Clevenger might hold the bat with his toes before transferring to his hands when the pitcher is in the middle of his delivery, and he might close his eyes when the ball is 15 feet from the plate. No matter. Break. Out. Candidate. He's going to be the bench player with no experience as a starter who thrives after he's thrust into a position he's not terribly qualified for. You know there will be at least one of those this year. Why not Sam Clevenger?

Steve, sorry. Why not Steve Clevenger?

5. Brett Jackson - OF, Giants

Lies. Baseball is a fount of lies. What we know doesn't matter. These players, these stats, they're all memories and data points implanted in our brains by the shadow gods who rule this sport.

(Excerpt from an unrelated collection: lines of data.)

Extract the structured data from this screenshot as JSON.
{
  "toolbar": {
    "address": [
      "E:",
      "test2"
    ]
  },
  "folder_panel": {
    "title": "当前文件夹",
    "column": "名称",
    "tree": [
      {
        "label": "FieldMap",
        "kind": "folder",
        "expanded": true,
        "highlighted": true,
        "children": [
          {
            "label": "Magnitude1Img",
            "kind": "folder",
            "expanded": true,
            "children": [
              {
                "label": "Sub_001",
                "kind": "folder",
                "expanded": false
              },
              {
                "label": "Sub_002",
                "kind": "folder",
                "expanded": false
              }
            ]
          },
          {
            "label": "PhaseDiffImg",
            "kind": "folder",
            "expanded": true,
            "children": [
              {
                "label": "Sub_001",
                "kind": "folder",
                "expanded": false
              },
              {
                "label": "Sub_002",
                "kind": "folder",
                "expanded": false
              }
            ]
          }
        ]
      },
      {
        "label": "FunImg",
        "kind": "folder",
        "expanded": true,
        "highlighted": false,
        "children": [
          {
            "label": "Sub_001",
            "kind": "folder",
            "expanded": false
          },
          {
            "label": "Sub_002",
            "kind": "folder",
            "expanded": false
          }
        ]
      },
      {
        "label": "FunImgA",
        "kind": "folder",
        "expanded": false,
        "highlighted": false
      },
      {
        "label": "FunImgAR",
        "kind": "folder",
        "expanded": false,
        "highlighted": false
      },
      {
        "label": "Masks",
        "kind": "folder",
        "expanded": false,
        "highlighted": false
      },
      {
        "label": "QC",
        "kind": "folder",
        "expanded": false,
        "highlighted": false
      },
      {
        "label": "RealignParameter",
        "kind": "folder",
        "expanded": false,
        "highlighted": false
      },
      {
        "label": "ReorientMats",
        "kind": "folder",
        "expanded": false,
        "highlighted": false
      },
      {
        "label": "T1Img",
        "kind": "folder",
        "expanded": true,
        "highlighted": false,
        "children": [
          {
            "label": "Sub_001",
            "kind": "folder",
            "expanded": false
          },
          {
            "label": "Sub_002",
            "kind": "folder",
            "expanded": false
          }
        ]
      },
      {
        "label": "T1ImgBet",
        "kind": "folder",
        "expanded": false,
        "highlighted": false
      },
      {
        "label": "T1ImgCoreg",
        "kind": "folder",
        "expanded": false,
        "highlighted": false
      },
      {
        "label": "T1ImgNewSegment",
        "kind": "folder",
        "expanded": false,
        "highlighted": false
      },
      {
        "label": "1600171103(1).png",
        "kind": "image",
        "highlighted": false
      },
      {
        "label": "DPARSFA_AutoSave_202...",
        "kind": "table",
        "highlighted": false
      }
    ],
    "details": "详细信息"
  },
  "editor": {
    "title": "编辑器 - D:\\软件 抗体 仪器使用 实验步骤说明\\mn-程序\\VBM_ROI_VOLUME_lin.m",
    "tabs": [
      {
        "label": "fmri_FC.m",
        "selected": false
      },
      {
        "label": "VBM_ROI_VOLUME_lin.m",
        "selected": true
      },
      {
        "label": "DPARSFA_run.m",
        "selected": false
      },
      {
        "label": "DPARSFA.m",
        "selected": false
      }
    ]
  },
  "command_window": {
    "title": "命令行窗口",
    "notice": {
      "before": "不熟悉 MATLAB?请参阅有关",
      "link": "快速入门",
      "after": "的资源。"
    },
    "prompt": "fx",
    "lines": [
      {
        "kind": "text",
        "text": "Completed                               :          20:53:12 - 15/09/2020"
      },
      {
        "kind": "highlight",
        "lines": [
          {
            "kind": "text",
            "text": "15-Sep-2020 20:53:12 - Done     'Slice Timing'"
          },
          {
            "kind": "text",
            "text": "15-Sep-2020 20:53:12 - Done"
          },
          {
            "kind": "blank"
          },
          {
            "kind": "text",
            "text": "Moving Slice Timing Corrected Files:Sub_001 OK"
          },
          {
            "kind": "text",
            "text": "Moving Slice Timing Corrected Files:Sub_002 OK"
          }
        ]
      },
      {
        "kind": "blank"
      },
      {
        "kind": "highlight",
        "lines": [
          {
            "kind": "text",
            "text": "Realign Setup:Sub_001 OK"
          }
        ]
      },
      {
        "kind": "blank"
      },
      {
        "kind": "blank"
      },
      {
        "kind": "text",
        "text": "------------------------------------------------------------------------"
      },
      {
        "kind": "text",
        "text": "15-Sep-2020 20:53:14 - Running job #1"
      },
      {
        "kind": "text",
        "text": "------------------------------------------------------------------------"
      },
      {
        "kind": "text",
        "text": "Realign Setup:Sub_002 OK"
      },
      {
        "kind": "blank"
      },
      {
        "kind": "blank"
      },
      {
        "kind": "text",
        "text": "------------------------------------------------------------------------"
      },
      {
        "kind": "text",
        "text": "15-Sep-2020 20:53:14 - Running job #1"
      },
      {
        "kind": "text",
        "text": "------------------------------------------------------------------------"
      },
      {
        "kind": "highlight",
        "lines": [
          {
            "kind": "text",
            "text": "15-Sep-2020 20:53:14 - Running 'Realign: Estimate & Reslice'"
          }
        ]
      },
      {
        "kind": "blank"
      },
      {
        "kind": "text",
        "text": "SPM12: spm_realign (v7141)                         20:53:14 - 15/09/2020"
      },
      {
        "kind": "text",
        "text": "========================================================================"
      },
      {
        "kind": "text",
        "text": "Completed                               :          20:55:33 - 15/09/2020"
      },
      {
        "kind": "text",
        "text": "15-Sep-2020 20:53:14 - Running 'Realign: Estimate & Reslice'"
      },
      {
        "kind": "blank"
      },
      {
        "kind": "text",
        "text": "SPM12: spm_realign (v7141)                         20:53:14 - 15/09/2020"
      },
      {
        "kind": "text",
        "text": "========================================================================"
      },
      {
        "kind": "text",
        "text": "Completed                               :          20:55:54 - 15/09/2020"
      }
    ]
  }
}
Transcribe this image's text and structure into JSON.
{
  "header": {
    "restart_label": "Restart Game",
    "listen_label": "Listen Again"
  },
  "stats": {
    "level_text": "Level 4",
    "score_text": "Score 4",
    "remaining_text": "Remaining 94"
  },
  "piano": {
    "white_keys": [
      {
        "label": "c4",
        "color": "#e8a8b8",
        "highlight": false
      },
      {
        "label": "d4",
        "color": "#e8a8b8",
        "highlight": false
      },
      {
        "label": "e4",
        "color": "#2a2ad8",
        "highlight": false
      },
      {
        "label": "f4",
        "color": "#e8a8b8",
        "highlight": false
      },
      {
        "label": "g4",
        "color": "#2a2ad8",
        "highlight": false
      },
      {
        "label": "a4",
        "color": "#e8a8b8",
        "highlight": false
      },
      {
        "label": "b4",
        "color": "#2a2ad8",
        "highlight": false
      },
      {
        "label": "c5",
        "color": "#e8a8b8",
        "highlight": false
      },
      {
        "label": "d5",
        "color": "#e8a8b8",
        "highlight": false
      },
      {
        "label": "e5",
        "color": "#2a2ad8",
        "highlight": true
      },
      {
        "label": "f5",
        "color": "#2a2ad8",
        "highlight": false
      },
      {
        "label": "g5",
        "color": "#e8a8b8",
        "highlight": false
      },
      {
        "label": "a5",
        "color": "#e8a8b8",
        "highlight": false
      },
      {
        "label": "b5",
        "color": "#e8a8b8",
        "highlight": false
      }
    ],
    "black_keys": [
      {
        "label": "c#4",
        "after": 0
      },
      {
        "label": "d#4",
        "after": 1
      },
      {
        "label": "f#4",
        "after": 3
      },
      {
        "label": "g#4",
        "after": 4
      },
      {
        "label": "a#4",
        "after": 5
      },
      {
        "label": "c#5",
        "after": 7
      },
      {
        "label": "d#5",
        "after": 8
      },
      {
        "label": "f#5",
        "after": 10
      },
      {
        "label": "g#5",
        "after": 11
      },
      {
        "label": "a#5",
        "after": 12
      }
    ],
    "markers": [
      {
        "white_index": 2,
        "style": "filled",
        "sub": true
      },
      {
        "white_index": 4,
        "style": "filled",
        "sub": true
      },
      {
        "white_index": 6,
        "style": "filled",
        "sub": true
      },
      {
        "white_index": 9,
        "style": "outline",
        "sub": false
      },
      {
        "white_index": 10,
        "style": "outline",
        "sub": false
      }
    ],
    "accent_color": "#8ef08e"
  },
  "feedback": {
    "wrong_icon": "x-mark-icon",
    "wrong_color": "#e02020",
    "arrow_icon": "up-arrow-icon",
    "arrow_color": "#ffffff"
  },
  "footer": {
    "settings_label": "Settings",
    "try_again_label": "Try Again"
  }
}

There will be a busted prospect who reveals he's been playing a rope-a-dope, and we'll all feel confused and stupid. I was going to use both Jeremy Hermida and Andy Marté for this slot. They're playing for the Nippon-Ham Fighters and KT Wiz this year, respectively. They'll be awesome, too. Brett Jackson was a toolsy prospect for the Cubs who made three straight Baseball America top-100 lists. Now he's on the Giants, a minor league Rule 5 pick behind Justin Maxwell, Juan Perez, and Jarrett Parker in the sixth-outfielder race. He has trouble using bats to make contact with baseballs. There's almost no way he gets an at-bat this year, much less thrives.

Seems more like an even-year breakout candidate, to be honest. But if not Jackson, then Brandon Wood. If not Wood, then Lastings Milledge, back from Japan. Your fantasy league will be decided this year because someone claims Fendry Danston on waivers in May. He will cost you money, actual legal tender. The only thing we know about the breakout candidates of 2015 is we'll never be able to guess them, not with 1,000 guesses. Baseball is horrible. Baseball is the best.

Watch out for these breakout candidates. They have low FIPs or BABIPs or something, unless they have raw, untapped potential. Watch out.